Kobe, Lakers stop off in Milwaukee

(Sports Network) – The Milwaukee Bucks go for their fourth straight win
tonight, as they welcome the Los Angeles Lakers to the Bradley Center.

This is the first of two meetings between the clubs this season. The Lakers
are scheduled to host the Bucks on March 24th at the Staples Center.

The Lakers have won eight straight and 17 of the last 19 meetings in this
series. The last time the Bucks beat the Lakers was on March 21, 2001 in front
of their home crowd.

LA has won four in a row and eight of its last nine at Milwaukee.

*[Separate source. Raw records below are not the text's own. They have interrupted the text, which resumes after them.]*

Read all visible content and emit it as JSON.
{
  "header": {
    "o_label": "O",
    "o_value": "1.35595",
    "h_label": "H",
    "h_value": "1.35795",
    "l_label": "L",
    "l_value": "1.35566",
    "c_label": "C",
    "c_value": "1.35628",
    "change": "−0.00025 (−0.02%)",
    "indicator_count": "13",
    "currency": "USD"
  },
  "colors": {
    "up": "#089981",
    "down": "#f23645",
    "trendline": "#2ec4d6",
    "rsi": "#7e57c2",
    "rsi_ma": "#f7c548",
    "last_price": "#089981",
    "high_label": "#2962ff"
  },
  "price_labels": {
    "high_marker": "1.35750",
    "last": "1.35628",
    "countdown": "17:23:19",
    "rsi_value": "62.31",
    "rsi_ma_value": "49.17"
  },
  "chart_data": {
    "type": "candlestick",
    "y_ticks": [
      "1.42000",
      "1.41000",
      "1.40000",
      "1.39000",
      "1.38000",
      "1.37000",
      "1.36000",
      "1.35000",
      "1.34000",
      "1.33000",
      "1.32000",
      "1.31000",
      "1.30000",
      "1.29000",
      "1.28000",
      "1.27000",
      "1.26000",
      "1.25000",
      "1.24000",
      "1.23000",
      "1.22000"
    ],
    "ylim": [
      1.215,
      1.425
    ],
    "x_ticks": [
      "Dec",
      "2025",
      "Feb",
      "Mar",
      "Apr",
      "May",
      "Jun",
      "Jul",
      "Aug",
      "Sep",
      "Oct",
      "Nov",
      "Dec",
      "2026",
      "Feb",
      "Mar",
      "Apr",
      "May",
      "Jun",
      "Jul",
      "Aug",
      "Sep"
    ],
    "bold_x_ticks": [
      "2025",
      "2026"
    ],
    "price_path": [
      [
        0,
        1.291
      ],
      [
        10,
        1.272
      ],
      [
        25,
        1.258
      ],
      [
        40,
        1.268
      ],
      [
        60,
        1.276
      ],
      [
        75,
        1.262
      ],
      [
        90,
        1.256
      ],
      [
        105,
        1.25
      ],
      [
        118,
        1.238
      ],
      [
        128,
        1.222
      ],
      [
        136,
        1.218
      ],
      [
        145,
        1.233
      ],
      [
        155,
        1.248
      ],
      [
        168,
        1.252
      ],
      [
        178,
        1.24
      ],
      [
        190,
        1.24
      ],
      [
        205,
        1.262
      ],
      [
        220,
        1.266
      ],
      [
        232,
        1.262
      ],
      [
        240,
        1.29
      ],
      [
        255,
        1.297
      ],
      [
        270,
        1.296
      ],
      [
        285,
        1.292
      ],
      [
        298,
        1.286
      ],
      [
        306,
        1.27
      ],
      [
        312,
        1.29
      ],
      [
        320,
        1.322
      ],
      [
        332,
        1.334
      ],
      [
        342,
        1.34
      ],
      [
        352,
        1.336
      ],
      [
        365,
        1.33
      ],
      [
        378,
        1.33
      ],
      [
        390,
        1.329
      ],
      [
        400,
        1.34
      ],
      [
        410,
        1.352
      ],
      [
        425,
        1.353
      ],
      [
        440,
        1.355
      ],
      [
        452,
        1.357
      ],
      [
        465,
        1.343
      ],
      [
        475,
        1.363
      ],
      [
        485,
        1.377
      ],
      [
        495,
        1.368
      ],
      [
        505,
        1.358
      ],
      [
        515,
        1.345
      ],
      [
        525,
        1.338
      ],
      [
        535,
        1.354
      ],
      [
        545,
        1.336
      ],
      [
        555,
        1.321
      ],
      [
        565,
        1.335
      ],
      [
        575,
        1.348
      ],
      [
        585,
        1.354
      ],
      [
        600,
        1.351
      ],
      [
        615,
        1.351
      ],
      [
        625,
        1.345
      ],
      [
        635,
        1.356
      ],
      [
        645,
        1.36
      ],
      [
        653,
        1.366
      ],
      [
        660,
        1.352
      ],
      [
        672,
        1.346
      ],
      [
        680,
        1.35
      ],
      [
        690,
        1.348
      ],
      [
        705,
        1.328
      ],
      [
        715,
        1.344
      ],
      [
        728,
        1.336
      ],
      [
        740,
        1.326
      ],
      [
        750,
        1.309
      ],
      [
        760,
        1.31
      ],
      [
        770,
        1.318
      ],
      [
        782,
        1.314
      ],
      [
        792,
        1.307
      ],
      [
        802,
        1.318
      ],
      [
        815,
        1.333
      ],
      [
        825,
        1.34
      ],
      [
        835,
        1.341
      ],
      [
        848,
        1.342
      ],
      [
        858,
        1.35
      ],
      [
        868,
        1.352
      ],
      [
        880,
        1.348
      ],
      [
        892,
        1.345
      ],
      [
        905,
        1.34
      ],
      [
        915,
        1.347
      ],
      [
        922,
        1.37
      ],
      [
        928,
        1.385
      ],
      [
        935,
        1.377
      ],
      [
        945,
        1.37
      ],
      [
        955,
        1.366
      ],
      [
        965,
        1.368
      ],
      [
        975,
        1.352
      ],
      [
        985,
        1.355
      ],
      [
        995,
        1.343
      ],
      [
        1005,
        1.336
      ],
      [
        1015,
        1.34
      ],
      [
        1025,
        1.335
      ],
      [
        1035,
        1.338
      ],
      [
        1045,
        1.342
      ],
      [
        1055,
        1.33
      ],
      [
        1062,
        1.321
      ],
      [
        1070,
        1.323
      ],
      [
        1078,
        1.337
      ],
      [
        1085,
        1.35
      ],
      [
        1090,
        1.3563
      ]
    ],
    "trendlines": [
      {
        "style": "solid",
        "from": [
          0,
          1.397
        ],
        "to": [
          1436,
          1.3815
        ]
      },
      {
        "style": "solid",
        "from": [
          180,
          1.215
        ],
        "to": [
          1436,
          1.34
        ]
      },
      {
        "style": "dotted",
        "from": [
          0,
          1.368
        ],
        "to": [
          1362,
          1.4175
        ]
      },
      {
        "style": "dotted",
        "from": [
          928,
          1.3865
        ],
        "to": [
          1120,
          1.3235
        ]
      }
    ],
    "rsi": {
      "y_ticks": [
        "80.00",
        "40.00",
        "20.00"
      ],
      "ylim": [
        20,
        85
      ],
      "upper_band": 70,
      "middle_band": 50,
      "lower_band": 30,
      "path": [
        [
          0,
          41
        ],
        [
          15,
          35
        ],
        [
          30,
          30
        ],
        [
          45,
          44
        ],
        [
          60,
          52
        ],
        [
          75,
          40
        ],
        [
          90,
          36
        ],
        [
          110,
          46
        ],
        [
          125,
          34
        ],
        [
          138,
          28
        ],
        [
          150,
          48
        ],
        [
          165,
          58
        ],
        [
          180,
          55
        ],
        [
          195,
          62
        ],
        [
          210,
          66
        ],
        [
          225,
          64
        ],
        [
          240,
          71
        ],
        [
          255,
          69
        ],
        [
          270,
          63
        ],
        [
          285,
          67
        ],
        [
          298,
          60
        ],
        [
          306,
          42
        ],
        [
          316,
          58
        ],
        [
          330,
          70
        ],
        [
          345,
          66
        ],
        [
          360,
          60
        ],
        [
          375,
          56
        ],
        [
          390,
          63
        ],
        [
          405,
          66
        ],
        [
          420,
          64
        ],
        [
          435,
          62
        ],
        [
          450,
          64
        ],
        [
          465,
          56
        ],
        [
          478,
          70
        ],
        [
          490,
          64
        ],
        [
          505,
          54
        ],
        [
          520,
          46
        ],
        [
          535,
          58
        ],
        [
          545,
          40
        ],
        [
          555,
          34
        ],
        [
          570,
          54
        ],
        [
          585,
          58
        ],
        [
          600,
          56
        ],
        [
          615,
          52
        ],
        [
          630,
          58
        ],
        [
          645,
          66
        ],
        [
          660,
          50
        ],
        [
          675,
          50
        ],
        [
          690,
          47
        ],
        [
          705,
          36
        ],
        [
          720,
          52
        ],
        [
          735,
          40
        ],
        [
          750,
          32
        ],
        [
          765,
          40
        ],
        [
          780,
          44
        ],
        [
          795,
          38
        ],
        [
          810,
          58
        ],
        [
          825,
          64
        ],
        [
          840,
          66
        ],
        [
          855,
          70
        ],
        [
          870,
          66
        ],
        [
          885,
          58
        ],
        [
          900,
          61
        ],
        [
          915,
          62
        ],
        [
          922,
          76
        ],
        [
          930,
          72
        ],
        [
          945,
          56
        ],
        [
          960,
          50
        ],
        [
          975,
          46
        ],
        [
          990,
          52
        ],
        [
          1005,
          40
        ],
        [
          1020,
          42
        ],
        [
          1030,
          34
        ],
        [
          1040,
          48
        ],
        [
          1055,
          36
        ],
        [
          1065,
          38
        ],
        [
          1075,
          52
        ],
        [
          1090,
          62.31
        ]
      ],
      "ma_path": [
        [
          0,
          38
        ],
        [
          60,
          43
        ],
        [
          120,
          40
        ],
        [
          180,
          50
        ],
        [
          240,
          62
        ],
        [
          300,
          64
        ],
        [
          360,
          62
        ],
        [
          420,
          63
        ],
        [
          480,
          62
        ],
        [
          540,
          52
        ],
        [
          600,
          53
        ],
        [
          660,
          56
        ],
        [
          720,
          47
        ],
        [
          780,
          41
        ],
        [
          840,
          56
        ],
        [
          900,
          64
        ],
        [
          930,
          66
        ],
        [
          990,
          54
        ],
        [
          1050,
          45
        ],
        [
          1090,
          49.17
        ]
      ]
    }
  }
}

The Bucks closeout a brief two-game homestand. On Saturday, Michael Redd
netted a game-high 30 points and Milwaukee pulled away in the fourth quarter
to earn a 104-84 victory over the Orlando Magic at the Bradley Center.

Dan Gadzuric scored 14 of his 16 points in the final period, while fellow
reserve Toni Kukoc dropped in 14 points on 6-of-6 shooting in the win over
Orlando for the Bucks, who made 56.6 percent of their field-goal attempts en
route to their third consecutive triumph. Maurice Williams added 12 points and
11 assists in the victory.

Milwaukee is 5-2 at the Bradley Center this season. The Bucks, who have won
two in a row at home, are scheduled to visit Allen Iverson and the
Philadelphia 76ers on Wednesday at the Wachovia Center.

The Lakers begin a six-game road trip. On Sunday, Kobe Bryant hit two free
throws with seven seconds remaining and finished with 29 points overall to
lift Los Angeles over the Charlotte Bobcats, 99-98, at the Staples Center.

Center Chris Mihm scored a season-high 21 points and collected nine rebounds
in the victory over Charlotte for the Lakers, who have won two of their last
three games overall. Sasha Vujacic added 12 points off the bench in the win.

LA is 3-4 on the road this season. The Lakers will also visit Toronto,
Chicago, Minnesota, Dallas and Memphis on the current swing.